# Example

A stock market example of a schema mismatch:

## TSE:

stock | date | type | price
------|------|------|-------
IBM   | -    | open | 50
XON   | -    | close| 60
MSFT  | -    | high | 70
GOOG  | -    | low  | 40

## NYSE:

IBM:

data | type | price
-----|------|------
-    | -    | -

MSFT:

data | type | price
-----|------|------
-    | -    | -

## HKSE
stock | date | open | close | high | low
------|------|------|-------|------|-----
-     | -    | -    | -     | -    | -

# Challenges
Say we wanted to compare stock prices across multiple stock exchanges. Joining across these tables would be problematic:
* Between TSE and NYSE, we need to query a **stock** tuple value against a **stock** table name!
* Between TSE and HKSE, we have to compare the value inside **type** against a whole attribute **open/close/high/low**

# Data Cubes

## Example: Marginals
* 4-dimentional **Sales** cube includes the sum of *price* over each bar, beer, drinker, and time unit (eg. days)
* It would also include sum of *price* over all bar-beer pairs, all bar-drinker-day typles **each of which are a *group-by* query with some aggregate functions**
* Similar comments apply to the *gratuity* data

In general, a cube contains multiple measures
* Data warehouses may contain multiple cubes
* Each cube has facts and dimensions
* Can be organized in tables (*ROLAP*) or multidimensional storage (*MOLAP*)
    * *ROLAP* can use star or snowflake schema

## Structure of the Cube
Dimensions have different members (eg. bars, drinkers, etc)

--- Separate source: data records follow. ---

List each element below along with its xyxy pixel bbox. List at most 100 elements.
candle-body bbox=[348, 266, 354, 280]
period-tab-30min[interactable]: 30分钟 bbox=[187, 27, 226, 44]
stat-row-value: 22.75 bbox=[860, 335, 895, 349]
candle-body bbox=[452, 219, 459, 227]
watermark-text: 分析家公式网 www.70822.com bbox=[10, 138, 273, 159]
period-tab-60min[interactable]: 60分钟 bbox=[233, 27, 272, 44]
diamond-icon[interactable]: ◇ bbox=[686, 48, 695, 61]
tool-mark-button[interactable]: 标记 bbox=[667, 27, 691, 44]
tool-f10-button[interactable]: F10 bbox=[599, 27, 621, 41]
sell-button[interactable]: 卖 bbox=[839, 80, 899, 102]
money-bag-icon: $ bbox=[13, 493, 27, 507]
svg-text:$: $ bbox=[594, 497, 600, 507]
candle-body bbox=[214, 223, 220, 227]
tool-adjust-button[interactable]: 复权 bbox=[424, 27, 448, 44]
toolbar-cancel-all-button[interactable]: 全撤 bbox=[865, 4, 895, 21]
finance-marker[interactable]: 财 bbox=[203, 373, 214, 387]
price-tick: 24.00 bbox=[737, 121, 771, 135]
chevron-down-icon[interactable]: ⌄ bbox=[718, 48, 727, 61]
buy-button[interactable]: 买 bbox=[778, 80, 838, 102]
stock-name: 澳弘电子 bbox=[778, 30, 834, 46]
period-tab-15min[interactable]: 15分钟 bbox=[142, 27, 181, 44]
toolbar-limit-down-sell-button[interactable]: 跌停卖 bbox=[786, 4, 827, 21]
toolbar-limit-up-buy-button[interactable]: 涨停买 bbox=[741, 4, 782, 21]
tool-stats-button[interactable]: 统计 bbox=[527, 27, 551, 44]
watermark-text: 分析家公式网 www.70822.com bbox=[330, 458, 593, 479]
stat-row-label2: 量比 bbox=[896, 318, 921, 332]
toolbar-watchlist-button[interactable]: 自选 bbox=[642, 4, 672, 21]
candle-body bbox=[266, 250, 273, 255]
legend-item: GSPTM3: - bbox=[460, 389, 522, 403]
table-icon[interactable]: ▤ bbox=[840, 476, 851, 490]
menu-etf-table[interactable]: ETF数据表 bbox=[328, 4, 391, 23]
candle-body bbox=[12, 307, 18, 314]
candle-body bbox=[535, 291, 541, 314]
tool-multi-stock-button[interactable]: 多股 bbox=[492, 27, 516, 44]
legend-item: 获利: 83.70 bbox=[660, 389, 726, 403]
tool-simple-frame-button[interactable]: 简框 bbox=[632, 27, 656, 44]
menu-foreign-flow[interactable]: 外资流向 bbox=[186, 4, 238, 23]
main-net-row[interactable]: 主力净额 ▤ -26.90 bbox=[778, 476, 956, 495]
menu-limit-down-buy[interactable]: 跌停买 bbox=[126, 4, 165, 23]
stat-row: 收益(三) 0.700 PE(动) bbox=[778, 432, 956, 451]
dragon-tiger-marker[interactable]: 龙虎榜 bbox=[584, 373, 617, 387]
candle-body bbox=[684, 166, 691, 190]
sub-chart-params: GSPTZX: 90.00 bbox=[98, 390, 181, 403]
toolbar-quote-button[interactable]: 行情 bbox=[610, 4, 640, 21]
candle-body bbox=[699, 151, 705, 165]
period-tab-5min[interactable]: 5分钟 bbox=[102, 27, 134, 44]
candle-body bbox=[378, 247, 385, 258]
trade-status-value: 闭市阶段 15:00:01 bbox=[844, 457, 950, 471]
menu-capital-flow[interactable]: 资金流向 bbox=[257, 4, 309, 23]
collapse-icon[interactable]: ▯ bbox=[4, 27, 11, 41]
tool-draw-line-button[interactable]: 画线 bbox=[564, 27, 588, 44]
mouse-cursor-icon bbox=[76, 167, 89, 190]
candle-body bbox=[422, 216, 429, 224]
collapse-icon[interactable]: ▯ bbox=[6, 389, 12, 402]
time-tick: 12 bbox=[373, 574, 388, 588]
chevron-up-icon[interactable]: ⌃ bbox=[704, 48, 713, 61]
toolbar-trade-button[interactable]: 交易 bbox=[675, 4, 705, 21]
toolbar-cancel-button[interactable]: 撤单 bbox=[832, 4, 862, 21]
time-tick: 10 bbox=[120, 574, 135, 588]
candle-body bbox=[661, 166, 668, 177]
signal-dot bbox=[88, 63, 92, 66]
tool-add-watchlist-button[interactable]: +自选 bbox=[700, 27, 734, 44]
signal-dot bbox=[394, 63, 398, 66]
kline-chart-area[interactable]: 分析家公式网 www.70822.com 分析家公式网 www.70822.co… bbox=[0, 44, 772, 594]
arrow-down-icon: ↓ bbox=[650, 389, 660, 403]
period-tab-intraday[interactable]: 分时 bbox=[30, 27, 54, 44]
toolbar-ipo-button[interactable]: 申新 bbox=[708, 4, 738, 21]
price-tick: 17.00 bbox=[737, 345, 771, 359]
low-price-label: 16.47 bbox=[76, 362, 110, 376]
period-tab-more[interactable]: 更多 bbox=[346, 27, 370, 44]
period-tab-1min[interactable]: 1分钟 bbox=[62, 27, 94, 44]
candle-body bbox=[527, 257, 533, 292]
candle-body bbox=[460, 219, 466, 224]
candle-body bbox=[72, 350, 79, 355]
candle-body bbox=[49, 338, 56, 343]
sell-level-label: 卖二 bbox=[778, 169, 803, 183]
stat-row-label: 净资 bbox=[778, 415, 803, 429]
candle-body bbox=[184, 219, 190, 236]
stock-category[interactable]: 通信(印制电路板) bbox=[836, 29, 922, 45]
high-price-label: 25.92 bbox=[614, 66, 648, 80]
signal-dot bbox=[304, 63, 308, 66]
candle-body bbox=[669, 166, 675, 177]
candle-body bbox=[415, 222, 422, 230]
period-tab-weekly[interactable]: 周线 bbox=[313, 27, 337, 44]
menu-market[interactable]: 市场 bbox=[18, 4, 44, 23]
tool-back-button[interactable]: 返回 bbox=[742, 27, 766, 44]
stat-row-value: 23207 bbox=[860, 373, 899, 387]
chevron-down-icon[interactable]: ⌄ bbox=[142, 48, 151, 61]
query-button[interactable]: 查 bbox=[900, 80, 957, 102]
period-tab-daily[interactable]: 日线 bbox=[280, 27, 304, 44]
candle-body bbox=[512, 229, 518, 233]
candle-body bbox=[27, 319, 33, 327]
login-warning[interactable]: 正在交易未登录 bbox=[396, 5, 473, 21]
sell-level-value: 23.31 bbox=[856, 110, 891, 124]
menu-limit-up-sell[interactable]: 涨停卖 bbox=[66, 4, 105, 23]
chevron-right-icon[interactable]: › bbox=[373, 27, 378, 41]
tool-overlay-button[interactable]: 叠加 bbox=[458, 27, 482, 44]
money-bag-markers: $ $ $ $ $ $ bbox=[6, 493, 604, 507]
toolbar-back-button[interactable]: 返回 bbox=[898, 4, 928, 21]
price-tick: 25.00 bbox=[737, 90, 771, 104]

Members are organized in a hierarchy
* bars into cities, cities into states, etc.
* beers into manufacturers, manufacturers into countries
Some dimensions may permit multiple hierarchies:
* days into months, months into quarters; days also into weeks, etc.
These hierarchies alow us to visualize data at multiple granularities
* eg. the sales of all Czech beers in Joe's bar during Q2 of 2014

### Aggregation
**Drill-down** is to *de-aggregate* data  
**Roll-up** is to *aggregate* data along one or more dimensions

#### Example

Bar        | Jim | Bob | Mary
-----------|-----|-----|-----
Joe's Bar  | 45  | 33  | 30
Nut House  | 50  | 36  | 42
Blue Chalk | 38  | 31  | 40

**Roll up by Bar:**

Jim | Bob | Mary
----|-----|-----
133 | 100 | 112

**Drill down by Beer**:


Beer     | Jim | Bob | Mary
---------|-----|-----|-----
Bud      | 40  | 29  | 40
M'lob    | 45  | 31  | 37
Bud Lite | 48  | 40  | 35

Notice how in order to drill down, you need access to some additional data that's probably stored in another cube somewhere.

#### Example
**Measure**: Sales  
**Dimensions**
* Products (key: *pid*)
* Locations (*locid*)
* Times (*timeid*)



# Fact and Dimension Tables

#### Example
Fact tables (can be combined into one)
* `Sales(*pid, *timeid, *locid, sales)`
* `Profits(*pid, *timeid, *locid, profit)`
* `Costs(*pid, *timeid, *locid, cost)`

Dimension Tables
* `Locations(*locid, city, state, country)`
* `Products(*pid, pname, category, price)`
* `Times(*timeid, date, week, month, year, holiday_flag)`

## Date/Time Dimension
Date/Time is a special kind of dimension
* eg. fixed attribute values (November always has 30 days, leap years are known, etc)

Some useful OLAP functions:
* eg. durations/timespans, fiscal years, calendar years

Used in **role-playing**
* eg. used in OrderDate, ShippingDate, DueDate

## Modelling of Dimensions
Two main models:

### Star Schema: table per dimension
* simplicity 
* easier to formulate queries (one join per dimension, AKA **star join**)
* poor modelling capabilities: what if dimension hiearchy is unbalanced or heterogenous?

### Snowflake schema: table per level of hierarchy per dimension
* more flexiblity than star, more encapsulation of data in each table
* heterogenous dimension hierarchies still problematic
* query formations more complicated, more joins/dimension

#### Example

```
Time(timeId, dayId, monthId, date).
Time1(dayId, day-of-week).
Time2(monthId, yearId, month).
Time3(yearId, year, is-leap-year).
```

We can have more specific information in each subtable. We lose on performance though.